EVALUASI KETEPATAN PENGOBATAN DEMAM BERDARAH PADA ANAK DI INSTALASI RAWAT INAP RSUD LEUWILIANG
GAMBARAN PERESEPAN OBAT PSIKOTROPIKA PADA PASIEN JIWA DI INSTALASI RAWAT JALAN RUMAH SAKIT UMUM DAERAH LEUWILIANG PERIODE JANUARI-MARET TAHUN 2020
Orang Dengan Gangguan Jiwa (ODGJ) adalah orang yang mengalami gangguan dalam pikiran, perilaku, dan perasaan yang termanifestasi dalam bentuk sekumpulan gejala atau perubahan perilaku yang bermakna, serta dapat menimbulkan penderitaan dan hambatan dalam menjalankan fungsi orang sebagai manusia. Tujuan penelitian untuk mengetahui gambaran peresepan psikotropika yang meliputi gambaran usia, jenis kelamin, diagnosis, jenis obat, dan jumlah item obat dalam resep pada pasien jiwa di Instalasi Rawat Jalan Rumah Sakit Umum Daerah Leuwiliang periode Januari-Maret 2020. Gambaran peresepan dapat diketahui dengan melihat data pada rekam medik. Data dikumpulkan dengan cara retrospektif kemudian dianalisis secara deskriptif. Data yang diteliti sebanyak 90 sampel.

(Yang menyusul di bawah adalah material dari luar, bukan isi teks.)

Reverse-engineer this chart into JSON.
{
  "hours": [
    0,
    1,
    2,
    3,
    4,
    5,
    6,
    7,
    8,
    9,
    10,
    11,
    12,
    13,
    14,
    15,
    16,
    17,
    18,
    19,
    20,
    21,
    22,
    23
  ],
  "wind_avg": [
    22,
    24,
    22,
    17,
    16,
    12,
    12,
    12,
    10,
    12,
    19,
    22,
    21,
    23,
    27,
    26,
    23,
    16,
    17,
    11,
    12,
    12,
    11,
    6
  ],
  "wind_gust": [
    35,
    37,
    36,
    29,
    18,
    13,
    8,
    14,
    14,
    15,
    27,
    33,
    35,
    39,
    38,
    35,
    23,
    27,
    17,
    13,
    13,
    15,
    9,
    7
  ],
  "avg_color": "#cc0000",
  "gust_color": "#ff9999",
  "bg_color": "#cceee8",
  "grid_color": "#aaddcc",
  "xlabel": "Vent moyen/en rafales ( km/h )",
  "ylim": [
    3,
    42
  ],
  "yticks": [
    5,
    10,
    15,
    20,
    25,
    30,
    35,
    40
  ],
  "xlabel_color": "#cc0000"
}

Dari analisis data yang dilakukan diperoleh hasil sebagai berikut: pasien dengan jenis kelamin laki-laki sebanyak 52% dan jenis kelamin perempuan 48%. Berdasarkan gambaran usia paling tinggi yaitu usia 26-35 tahun 27,78%. Diagnosis terbanyak yaitu skizofrenia sebesar 51,11% dengan penggunaan obat psikotropika yang paling banyak diresepkan yaitu clobazam (72%) dengan jumlah peresepan terbanyak sejumlah 30 tablet (53 resep dari 90 resep).